Sure, she’s home at night and on weekends, but her days are long and arduous. She needs plenty of muscle to handle heavy grime-covered hoses and precise math skills to calculate the lubricant flow and the time required to reach a tank’s capacity. On hot days, the lubricants can gush up to 30 gallons per minute or sluggishly in colder temperatures at 8 to 10 gallons per minute. Weymouth says she enjoys the physical demands as much as the mental ones.

“I could never be happy in an office,” she says. “Ever since I was a little girl, I admired the big rigs going down the road. Now, I’m doing something I never imagined I could. What kind of trucking I do next remains to be seen. But I love what I do and wouldn’t trade it for anything.”


After being laid off from an automobile dealership, Weymouth used unemployment retraining benefits at a nearby truck driving school. Two years later, she hired on with Dennison Lubricants, where she still works. “It was the best thing that ever happened to me,” she says.

Eric Dutra, operations manager for Dennison Lubricants, says Weymouth is a team player willing to take on challenging tasks. His letter of recommendation says she uses her expert knowledge of specialty delivery equipment.

As if her good looks were not eye-catching enough, Weymouth’s tattoos attract plenty of attention, mostly compliments, she says. She got her first tattoo at 17 and now has one full sleeve, one quarter-length sleeve and her entire back covered in ink.

Sometimes Weymouth trades 18 wheels for two – on a motorcycle or a dirt bike. Weymouth gets lots of notice for the tattoos on her arms and back.

Sometimes Weymouth trades 18 wheels for two – on a motorcycle or a dirt bike. Weymouth gets lots of notice for the tattoos on her arms and back.

Most of the designs are colorful and pretty, and she says she’s got one more in the works. “It’s true what they say about how addicting tattoos are,” she says. “I never thought I’d have this many, but I love all of them. Each one has meaning for me.” What she thinks will be her final tattoo will reflect her latest experience in trucking and beauty, but she’s not sure of the design.

When Weymouth’s not driving a big rig, she relaxes with more physical activity. “I’m an outdoorsy person and am always looking for the next adventure,” she says. She loves to ride her Harley Davidson, race dirt bikes and go shooting in the woods or at the shooting range.


Her close-knit circle of friends, along with family and work colleagues, were huge supporters of her throughout the contest’s voting process. Her bosses, dispatcher and fellow drivers all worked their social media to get out the vote. Her parents were so excited that her mother bought her a sparkling crown.


In its second year of recognizing female drivers, Overdrives Most Beautiful contest generated 71 submissions. Through a combination of online audience voting and a judging panel, the entrants were narrowed to 10 finalists. Runners-up to winner Emily Weymouth were Ingrid Brown and Cheryl Lannigan. Brown, of Boone, N.C., hauls reefer, dry freight and produce for Randall Miller. She has been OTR for 29 years. Owner-operator Lannigan, of Savannah, Ga., hauls shipping containers in and out of ports and has been driving for eight years.

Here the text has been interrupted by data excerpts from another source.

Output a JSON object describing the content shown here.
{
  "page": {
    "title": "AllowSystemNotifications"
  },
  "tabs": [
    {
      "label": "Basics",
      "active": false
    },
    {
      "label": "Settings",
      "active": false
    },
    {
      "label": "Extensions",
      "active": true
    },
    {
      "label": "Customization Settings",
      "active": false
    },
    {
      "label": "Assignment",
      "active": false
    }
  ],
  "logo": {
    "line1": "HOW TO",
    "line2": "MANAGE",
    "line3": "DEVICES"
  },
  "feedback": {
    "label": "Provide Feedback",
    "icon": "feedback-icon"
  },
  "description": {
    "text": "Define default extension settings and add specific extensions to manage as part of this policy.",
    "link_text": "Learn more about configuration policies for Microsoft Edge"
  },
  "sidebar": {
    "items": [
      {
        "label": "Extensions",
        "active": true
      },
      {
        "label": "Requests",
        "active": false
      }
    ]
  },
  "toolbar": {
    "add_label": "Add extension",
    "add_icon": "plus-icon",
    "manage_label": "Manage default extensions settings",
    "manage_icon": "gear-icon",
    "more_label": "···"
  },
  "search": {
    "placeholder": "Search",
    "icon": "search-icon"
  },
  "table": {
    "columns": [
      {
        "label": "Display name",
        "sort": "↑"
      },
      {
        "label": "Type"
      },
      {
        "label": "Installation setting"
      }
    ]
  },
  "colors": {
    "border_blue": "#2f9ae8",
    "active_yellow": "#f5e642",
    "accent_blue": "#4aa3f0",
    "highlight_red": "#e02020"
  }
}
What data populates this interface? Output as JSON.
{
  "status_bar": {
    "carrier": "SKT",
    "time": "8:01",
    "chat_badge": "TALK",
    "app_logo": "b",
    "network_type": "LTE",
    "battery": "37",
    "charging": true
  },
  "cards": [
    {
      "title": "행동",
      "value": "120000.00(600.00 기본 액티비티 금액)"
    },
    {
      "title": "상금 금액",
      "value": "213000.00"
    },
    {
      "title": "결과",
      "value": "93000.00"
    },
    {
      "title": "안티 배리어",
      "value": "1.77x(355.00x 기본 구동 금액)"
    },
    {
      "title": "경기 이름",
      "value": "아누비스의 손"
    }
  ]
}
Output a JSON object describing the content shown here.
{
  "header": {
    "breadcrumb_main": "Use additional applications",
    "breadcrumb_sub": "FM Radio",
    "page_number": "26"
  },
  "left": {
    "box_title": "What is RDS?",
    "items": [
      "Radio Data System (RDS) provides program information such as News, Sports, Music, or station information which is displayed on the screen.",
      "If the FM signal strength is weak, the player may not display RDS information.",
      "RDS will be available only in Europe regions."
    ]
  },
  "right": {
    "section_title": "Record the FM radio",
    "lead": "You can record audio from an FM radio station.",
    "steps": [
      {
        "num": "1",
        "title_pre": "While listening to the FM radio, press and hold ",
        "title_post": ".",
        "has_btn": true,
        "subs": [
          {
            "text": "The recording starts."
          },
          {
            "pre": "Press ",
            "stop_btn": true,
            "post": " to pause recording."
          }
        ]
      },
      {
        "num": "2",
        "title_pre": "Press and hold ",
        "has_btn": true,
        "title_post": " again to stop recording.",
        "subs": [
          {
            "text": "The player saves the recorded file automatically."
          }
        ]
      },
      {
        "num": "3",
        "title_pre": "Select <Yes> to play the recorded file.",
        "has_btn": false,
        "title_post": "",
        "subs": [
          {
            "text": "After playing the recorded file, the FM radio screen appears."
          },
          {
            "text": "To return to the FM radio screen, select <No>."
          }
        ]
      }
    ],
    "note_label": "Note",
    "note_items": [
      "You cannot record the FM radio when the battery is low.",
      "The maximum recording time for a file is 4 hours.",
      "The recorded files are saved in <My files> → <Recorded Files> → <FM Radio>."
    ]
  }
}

One pleasant surprise that came from competing with 10 other female truckers was the online camaraderie found among the other contestants. Maggie Stone, last year’s winner of Overdrive’s Most Beautiful, offered support and advice. “I mostly just encouraged her to hold her head high and enjoy the honor,” Stone says. “The haters are going to hate. Nothing you can do about that.

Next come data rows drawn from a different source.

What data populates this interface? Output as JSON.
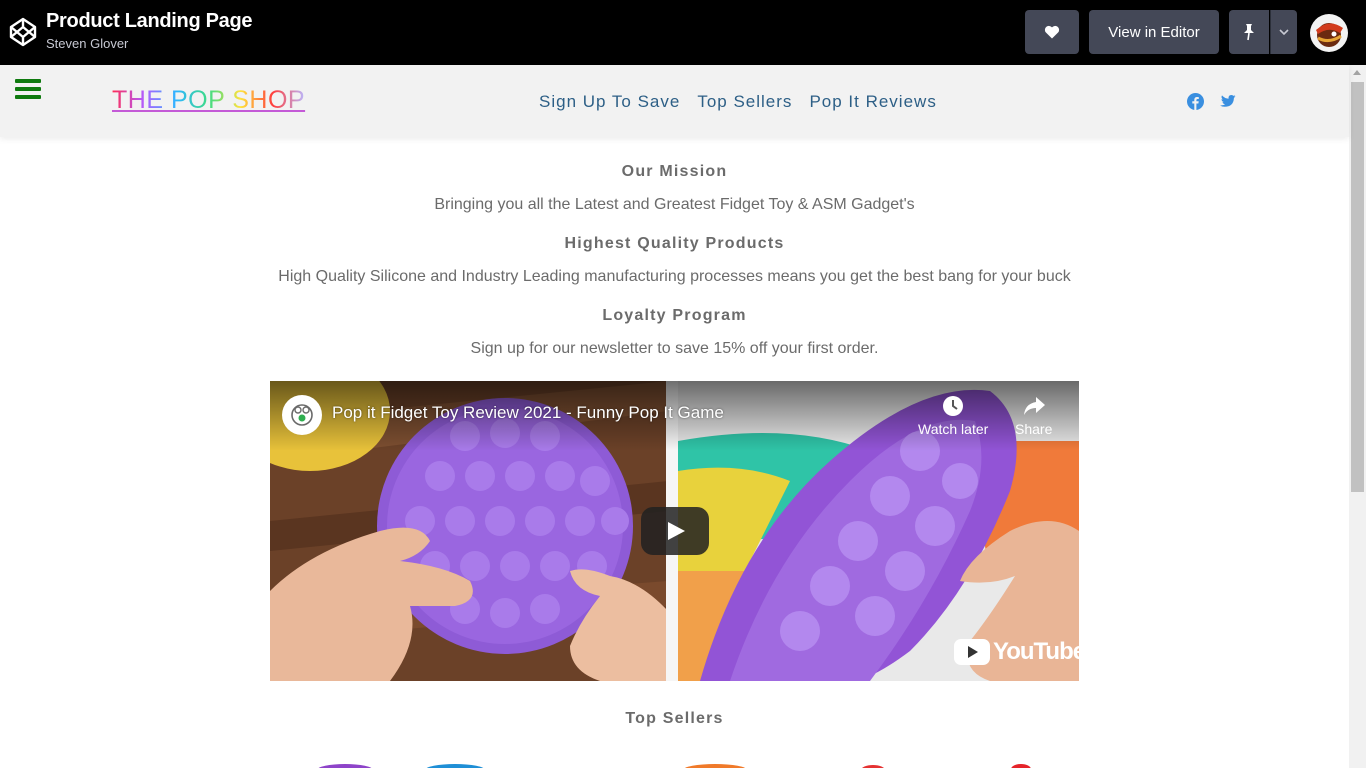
{
  "codepen": {
    "title": "Product Landing Page",
    "author": "Steven Glover",
    "view_in_editor": "View in Editor"
  },
  "navbar": {
    "brand": "THE POP SHOP",
    "links": [
      "Sign Up To Save",
      "Top Sellers",
      "Pop It Reviews"
    ]
  },
  "content": {
    "mission_heading": "Our Mission",
    "mission_text": "Bringing you all the Latest and Greatest Fidget Toy & ASM Gadget's",
    "quality_heading": "Highest Quality Products",
    "quality_text": "High Quality Silicone and Industry Leading manufacturing processes means you get the best bang for your buck",
    "loyalty_heading": "Loyalty Program",
    "loyalty_text": "Sign up for our newsletter to save 15% off your first order."
  },
  "video": {
    "title": "Pop it Fidget Toy Review 2021 - Funny Pop It Game",
    "watch_later": "Watch later",
    "share": "Share",
    "brand": "YouTube"
  },
  "top_sellers": {
    "heading": "Top Sellers"
  },
  "colors": {
    "codepen_bar": "#000000",
    "button_bg": "#444857",
    "nav_bg": "#f2f2f2",
    "link": "#2d5f86",
    "hamburger": "#0f7a0f",
    "text": "#6b6b6b"
  }
}
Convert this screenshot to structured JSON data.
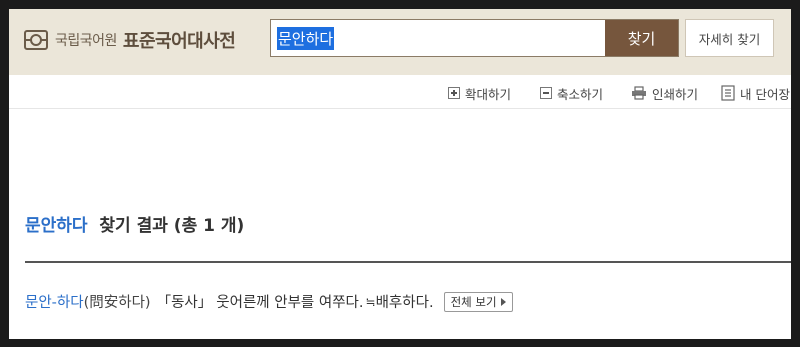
{
  "header": {
    "org_name": "국립국어원",
    "dict_name": "표준국어대사전",
    "search": {
      "value": "문안하다",
      "button_label": "찾기"
    },
    "detail_search_label": "자세히 찾기"
  },
  "toolbar": {
    "zoom_in": "확대하기",
    "zoom_out": "축소하기",
    "print": "인쇄하기",
    "my_vocab": "내 단어장"
  },
  "results": {
    "keyword": "문안하다",
    "summary": "찾기 결과 (총 1 개)",
    "entries": [
      {
        "word": "문안-하다",
        "hanja": "(問安하다)",
        "pos": "「동사」",
        "definition": "웃어른께 안부를 여쭈다.",
        "see_also_mark": "≒",
        "see_also": "배후하다.",
        "view_all_label": "전체 보기"
      }
    ]
  },
  "colors": {
    "header_bg": "#ebe6d9",
    "search_button": "#76563d",
    "link": "#2b6fc9"
  }
}
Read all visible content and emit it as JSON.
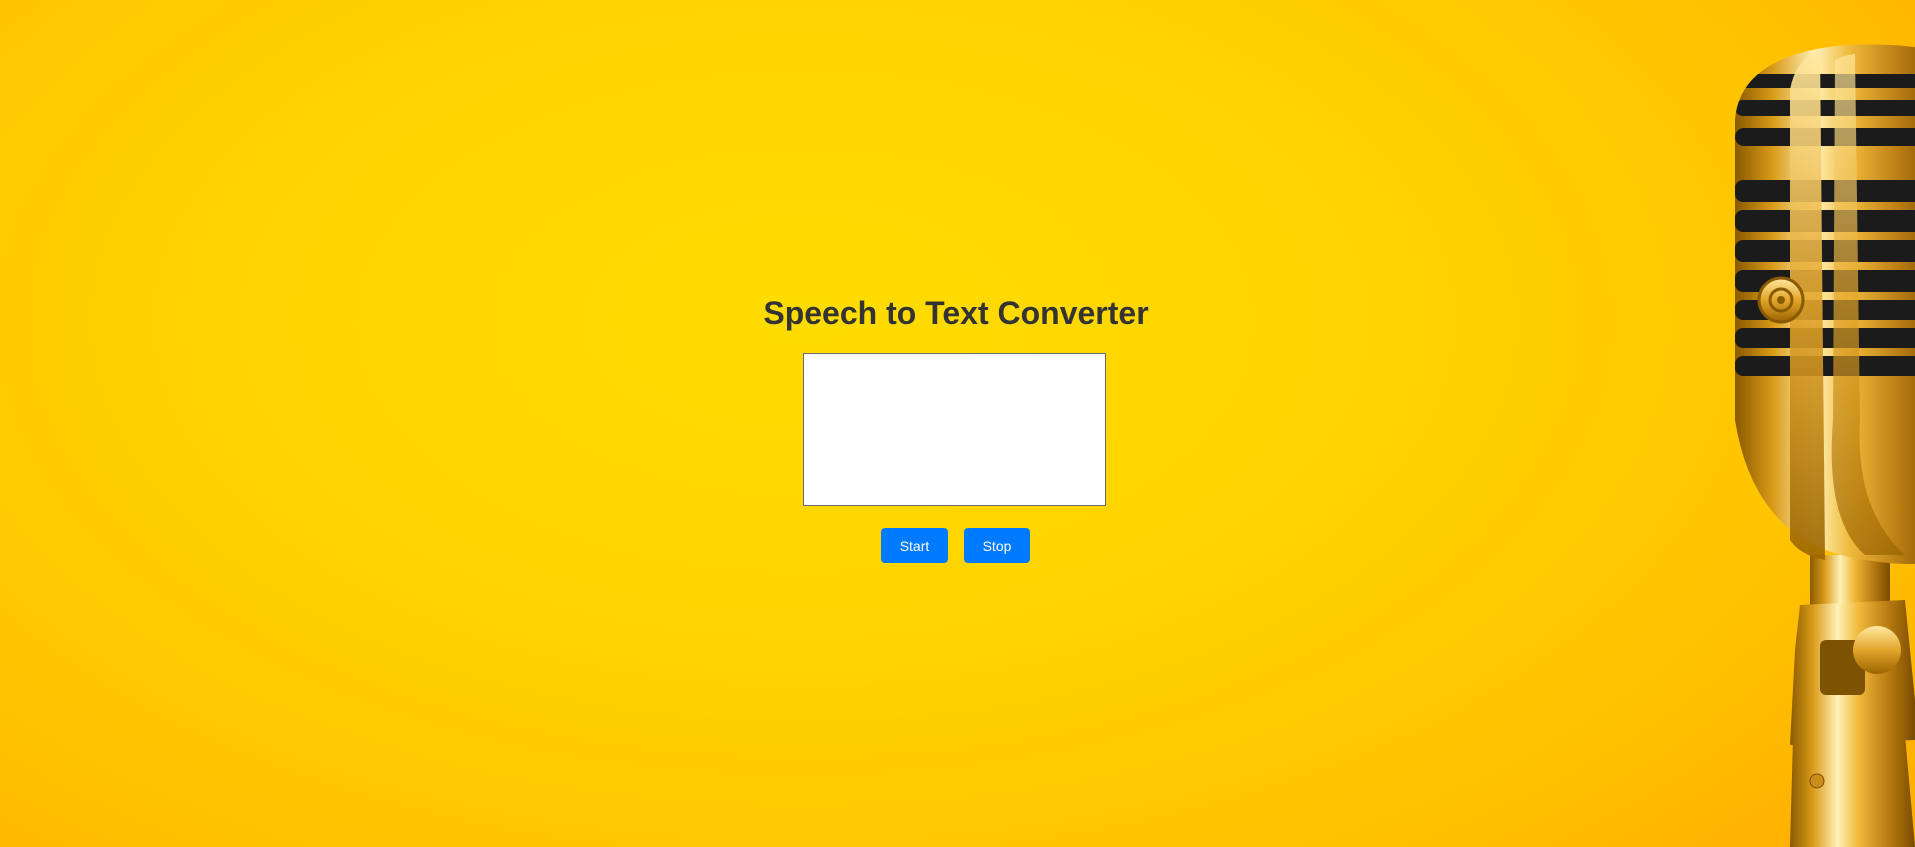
{
  "page": {
    "title": "Speech to Text Converter",
    "background_image": "golden-microphone"
  },
  "transcript": {
    "value": ""
  },
  "controls": {
    "start_label": "Start",
    "stop_label": "Stop"
  },
  "colors": {
    "background": "#ffd400",
    "button": "#007bff",
    "button_text": "#ffffff",
    "title": "#333333"
  }
}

“Weymouth is a strong, tough trucker,” says Stone. “Most women in the business are in good physical shape. You have to be.”

Weymouth believes more women would consider trucking if they had the confidence to step up to the challenge.

“When someone asks me if they should go into trucking, I tell them ‘Do it!’ ” she says. “Don’t think twice. The only person who can hold you back is yourself. And if you do it, be excited about it and have fun.”